Many Americans willing to take on debt for their summer vacations

July 2024 · 3 minute read

Summer vacation season is here, and a lot of folks are willing to take on debt for their trips.

A new WalletHub survey found that nearly a quarter of Americans would skip a credit card payment before skipping a vacation.

And 40% said it’s worth going into debt for a good vacation.

WalletHub Founder and CEO Odysseas Papadimitriou said he was surprised to see so many people willing to throw their finances to the wind for travel.

“In my opinion, you go into debt for necessities, not for luxuries,” he said Friday.

This year is forecasted to see nearly 2.5 billion trips with over $1.1 trillion spent, according to the U.S. Travel Association.

But Papadimitriou said it’s a “red flag” for a household to pile up debt for a leisure trip.

WalletHub’s survey also found that more than a third of people still have credit card debt from their last vacation, and 65% think about post-vacation credit card bills while they’re still away from home having fun.

Papadimitriou said an island getaway might sound great, but it might not be if you spend your trip worrying about money or if you’re saddled with debt for months after your return.

Papadimitriou views traveling as a luxury, but he also believes Americans need to take time to relax and recharge.

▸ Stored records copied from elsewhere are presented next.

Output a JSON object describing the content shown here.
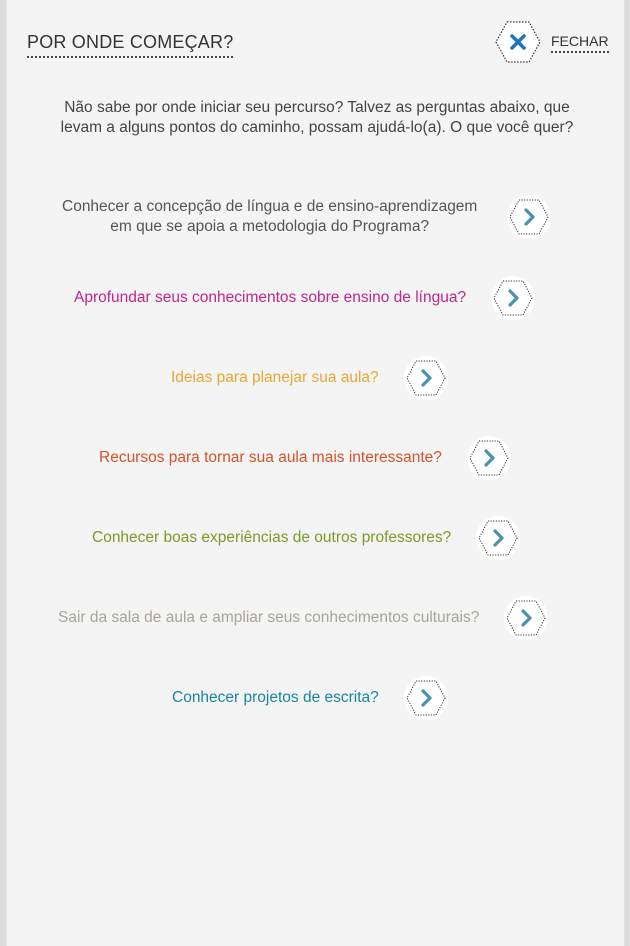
{
  "header": {
    "title": "POR ONDE COMEÇAR?",
    "close_label": "FECHAR"
  },
  "intro": {
    "line1": "Não sabe por onde iniciar seu percurso? Talvez as perguntas abaixo, que",
    "line2": "levam a alguns pontos do caminho, possam ajudá-lo(a). O que você quer?"
  },
  "options": [
    {
      "line1": "Conhecer a concepção de língua e de ensino-aprendizagem",
      "line2": "em que se apoia a metodologia do Programa?",
      "color": "#555555"
    },
    {
      "line1": "Aprofundar seus conhecimentos sobre ensino de língua?",
      "color": "#c0268c"
    },
    {
      "line1": "Ideias para planejar sua aula?",
      "color": "#e8a632"
    },
    {
      "line1": "Recursos para tornar sua aula mais interessante?",
      "color": "#d4532b"
    },
    {
      "line1": "Conhecer boas experiências de outros professores?",
      "color": "#7a9a2a"
    },
    {
      "line1": "Sair da sala de aula e ampliar seus conhecimentos culturais?",
      "color": "#a8a49a"
    },
    {
      "line1": "Conhecer projetos de escrita?",
      "color": "#17869e"
    }
  ],
  "icons": {
    "close": "close-icon",
    "option": "chevron-right-icon"
  },
  "colors": {
    "chevron": "#4a90b0",
    "close_x": "#1f78b4"
  }
}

But he said people can still have fun with a cheaper trip or a staycation.

“And with that frame of mind, then I think it will liberate so many people to be able to truly enjoy their time off,” Papadimitriou said.

And filtering vacation planning through a lens of what’s a necessity can be an important part of overall prudent household budgeting, he said.

“It's so important that people make that mental shift on vacations,” he said. “Because then I think it's going to propagate to hundreds of daily decisions that they make that can help them save money.”

Americans' household debt is steadily rising, hitting a new high of $17.69 trillion, the Federal Reserve Bank of New York said this week.

And people are increasingly digging a hole of credit card debt.

Money Management International, one of the country's largest nonprofit credit counseling organizations, said the average unsecured debt of its clients has ballooned more than 30% from before the pandemic.

Inflation has been taking a toll on Americans, with consumer prices up 17% in the last three years.

And that’s being felt by WalletHub’s survey respondents.

Over half plan on spending less money this summer than last summer. And 68% said inflation will be affecting their travel plans.